Jonathan Rosenbaum likened the film to "a Rauschenberg painting in motion," which may have been Godard's intent. Robert Rauschenberg was one of the artists who aided the transition from Abstract Expressionism into Pop Art, Pop Art of course being the grounding aesthetic of all of Godard's '60s features in color. A 2006 article in the Village Voice called him the American Picasso, and Godard references Picasso directly in the film. Certainly, Made in U.S.A. shares some of Rauschenberg's principles of collage and artistic appropriation and, more simply, they really do look similar, brightly colored puzzles that can be worked out, or not, and retain their charm. The imagery in Made in U.S.A. can be every bit as stupefying as its narrative, and it's important to note a character at one point saying "mise-en-scène" as the subtitles translate it to "mirage."

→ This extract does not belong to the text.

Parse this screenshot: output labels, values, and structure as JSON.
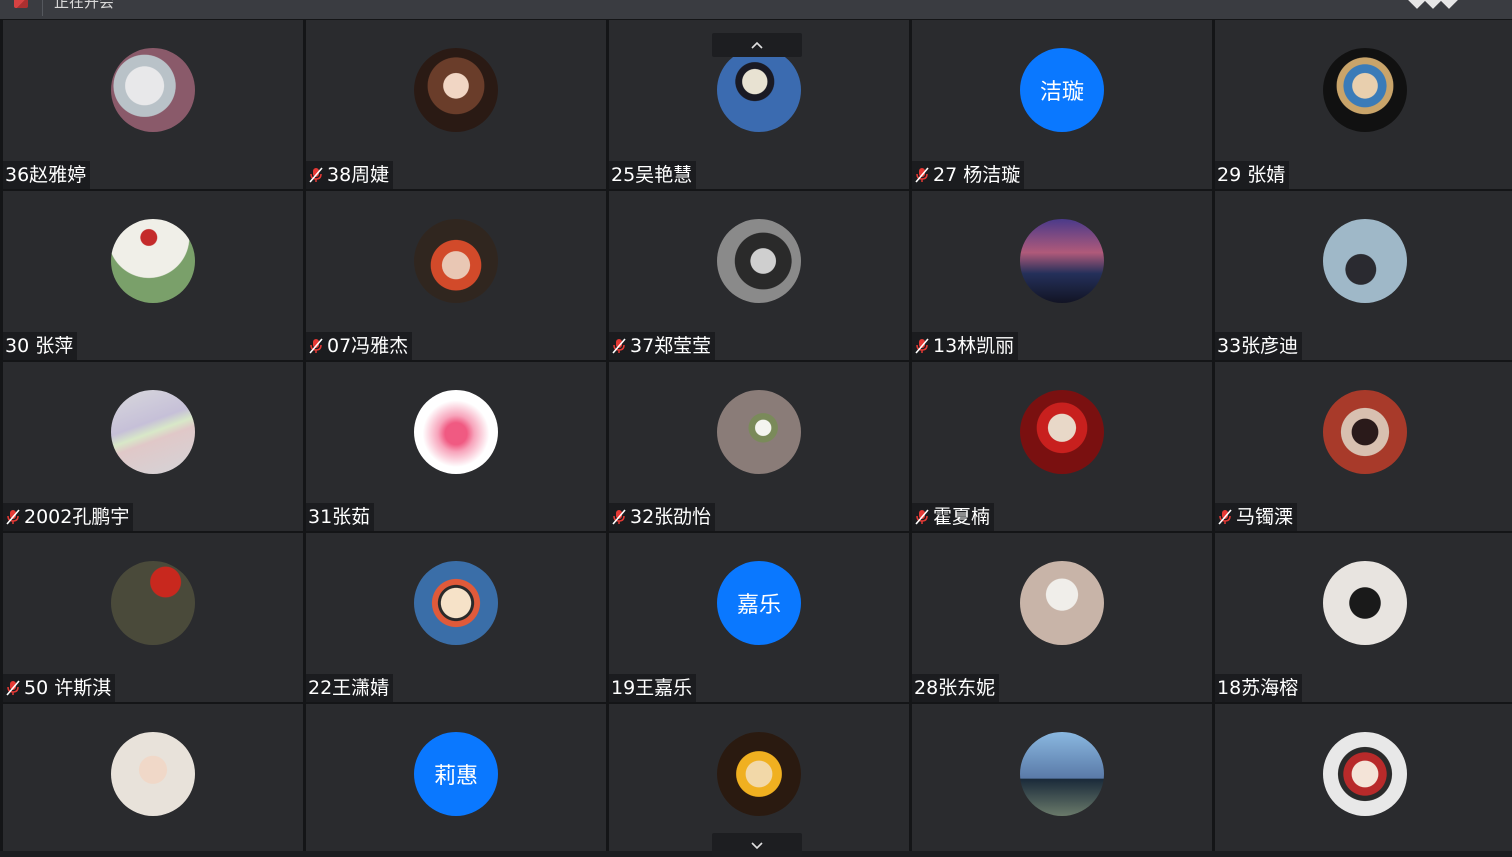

Made in U.S.A. also builds upon Godard's radicalism. His recorded diatribes harangue the Right, castigating their "sublime parry" which "gives the masses the facile emotion of courage without risk and pride without sacrifice." Yet Godard does not put forward merely a liberal rant. By setting the film a few years into the future, he can create a fake news bulletin that all politicians will received armed protection on election day. Even as he criticizes, through the visuals and the speech, the commercialization of French culture and the country's increasingly uncomfortable synergy with the American government, Godard does not ask for a break. In one of those tapes, he dismisses the idea that France can only retain its identity through a break from the U.S. Such a solution is reactionary and isolationist, and Godard wishes to keep it out of leftist rhetoric. The final few minutes of the film make for one of Godard's more memorable finales, as Paula discusses politics with Philippe Labro, a journalist playing himself. They get down to the obsolescence of the current political dialogue -- "right and left, it’s a completely outdated question. That’s not at all the way to pose the problem” -- but when the time comes to provide a new solution, the film ends, leaving that answer for another time.

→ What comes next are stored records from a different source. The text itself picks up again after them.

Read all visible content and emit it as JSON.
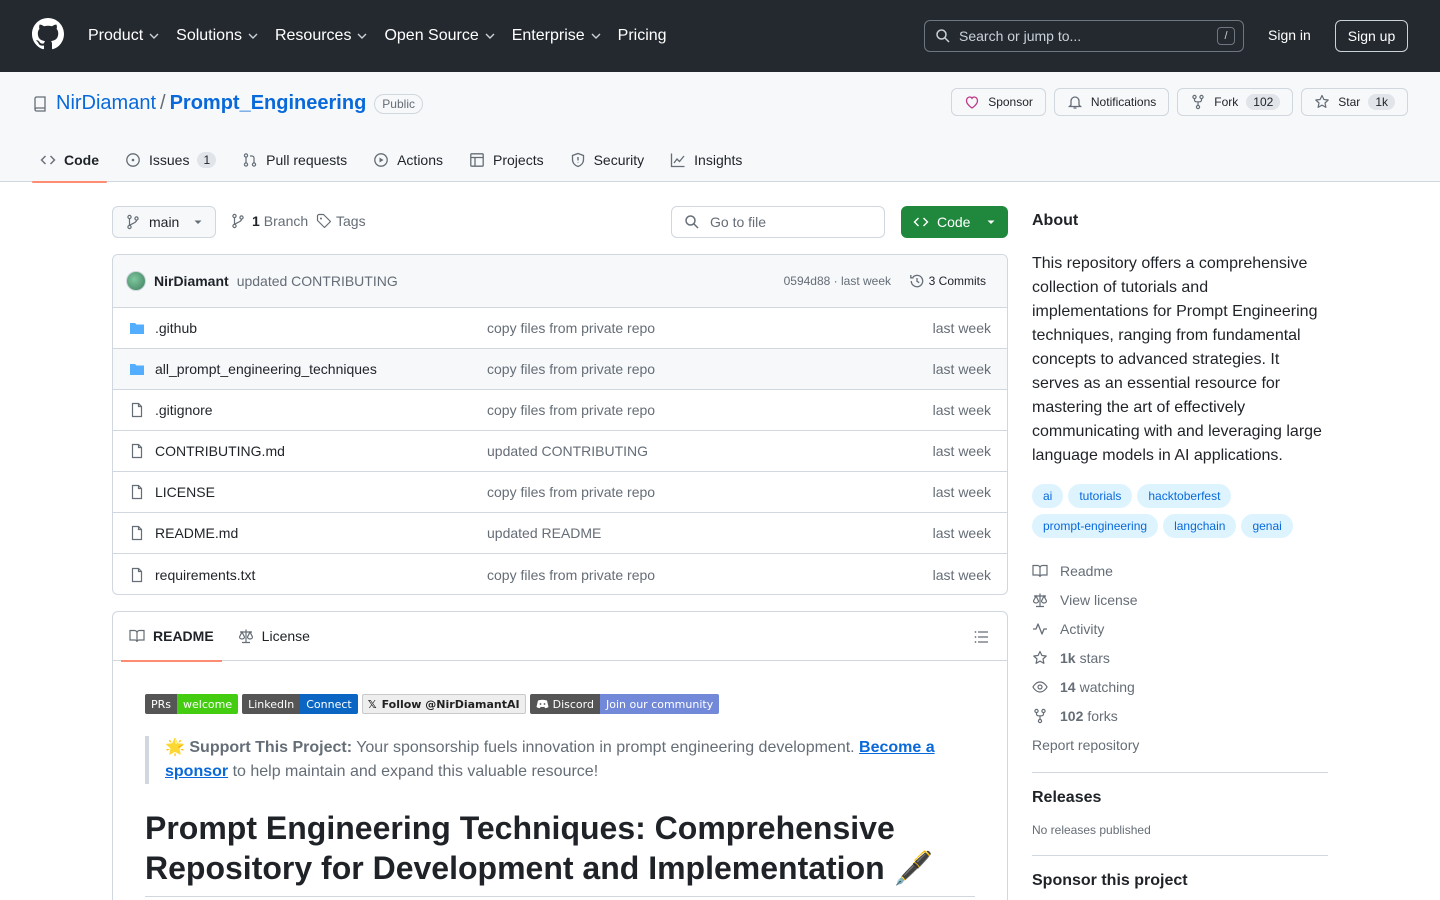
{
  "header": {
    "nav": [
      "Product",
      "Solutions",
      "Resources",
      "Open Source",
      "Enterprise",
      "Pricing"
    ],
    "nav_dropdown": [
      true,
      true,
      true,
      true,
      true,
      false
    ],
    "search_placeholder": "Search or jump to...",
    "search_shortcut": "/",
    "signin": "Sign in",
    "signup": "Sign up"
  },
  "repo": {
    "owner": "NirDiamant",
    "separator": "/",
    "name": "Prompt_Engineering",
    "visibility": "Public",
    "actions": {
      "sponsor": "Sponsor",
      "notifications": "Notifications",
      "fork": "Fork",
      "fork_count": "102",
      "star": "Star",
      "star_count": "1k"
    },
    "tabs": [
      {
        "label": "Code",
        "icon": "code-icon"
      },
      {
        "label": "Issues",
        "icon": "issue-icon",
        "count": "1"
      },
      {
        "label": "Pull requests",
        "icon": "pull-request-icon"
      },
      {
        "label": "Actions",
        "icon": "play-icon"
      },
      {
        "label": "Projects",
        "icon": "table-icon"
      },
      {
        "label": "Security",
        "icon": "shield-icon"
      },
      {
        "label": "Insights",
        "icon": "graph-icon"
      }
    ]
  },
  "filenav": {
    "branch": "main",
    "branch_count": "1",
    "branch_label": "Branch",
    "tags_label": "Tags",
    "goto_placeholder": "Go to file",
    "code_button": "Code"
  },
  "commit": {
    "author": "NirDiamant",
    "message": "updated CONTRIBUTING",
    "meta": "0594d88 · last week",
    "count": "3 Commits"
  },
  "files": [
    {
      "name": ".github",
      "type": "folder",
      "commit": "copy files from private repo",
      "date": "last week"
    },
    {
      "name": "all_prompt_engineering_techniques",
      "type": "folder",
      "commit": "copy files from private repo",
      "date": "last week"
    },
    {
      "name": ".gitignore",
      "type": "file",
      "commit": "copy files from private repo",
      "date": "last week"
    },
    {
      "name": "CONTRIBUTING.md",
      "type": "file",
      "commit": "updated CONTRIBUTING",
      "date": "last week"
    },
    {
      "name": "LICENSE",
      "type": "file",
      "commit": "copy files from private repo",
      "date": "last week"
    },
    {
      "name": "README.md",
      "type": "file",
      "commit": "updated README",
      "date": "last week"
    },
    {
      "name": "requirements.txt",
      "type": "file",
      "commit": "copy files from private repo",
      "date": "last week"
    }
  ],
  "readme": {
    "tab_readme": "README",
    "tab_license": "License",
    "badges": [
      {
        "left": "PRs",
        "right": "welcome",
        "color": "#4c1"
      },
      {
        "left": "LinkedIn",
        "right": "Connect",
        "color": "#0a66c2"
      },
      {
        "left": "Discord",
        "right": "Join our community",
        "color": "#7289da"
      }
    ],
    "badge_x_logo": "𝕏",
    "badge_x": "Follow @NirDiamantAI",
    "quote_emoji": "🌟",
    "quote_bold": "Support This Project:",
    "quote_text": " Your sponsorship fuels innovation in prompt engineering development. ",
    "quote_link": "Become a sponsor",
    "quote_tail": " to help maintain and expand this valuable resource!",
    "heading": "Prompt Engineering Techniques: Comprehensive Repository for Development and Implementation 🖋️"
  },
  "sidebar": {
    "about_title": "About",
    "about_text": "This repository offers a comprehensive collection of tutorials and implementations for Prompt Engineering techniques, ranging from fundamental concepts to advanced strategies. It serves as an essential resource for mastering the art of effectively communicating with and leveraging large language models in AI applications.",
    "topics": [
      "ai",
      "tutorials",
      "hacktoberfest",
      "prompt-engineering",
      "langchain",
      "genai"
    ],
    "readme": "Readme",
    "license": "View license",
    "activity": "Activity",
    "stars_count": "1k",
    "stars_label": "stars",
    "watching_count": "14",
    "watching_label": "watching",
    "forks_count": "102",
    "forks_label": "forks",
    "report": "Report repository",
    "releases_title": "Releases",
    "releases_text": "No releases published",
    "sponsor_title": "Sponsor this project"
  }
}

Make no mistake: Made in U.S.A. is far from a classic. Jean-Pierre Léaud looks downright bored working through his few lines, and at times the narrative sags so badly that it challenges the benefit of doubt one might afford to Godard given his penchant for telling the story between the narrative he sets up, as opposed to following through on it. Yet a key scene in the film, one that takes place in a diner, provides a perspective for the film. One of the patrons engages in a philosophical dialogue with the barkeep (and, eventually, Paula) which leads to him arguing the nature of a sentence and how it is defined. In response to the bartender and Paula's answers, he declares, "A sentence can't be meaningless and have a fuller meaning." Godard does not seem to know whether he can make both a flighty genre exercise and something relevant and innovative, and, for a time, I don't either. Made in U.S.A. is one of the few of Godard's films that did not wow me during this retrospective, yet it's also one of the most interesting and thought-provoking. Besides, its scattershot chic provides one half of a larger framework for the film's question of the dual nature of Godard's films when contrasted with his next film, shot simultaneously during the production of this film. But that's a matter for the next Godard article.
great review. i still need to see this!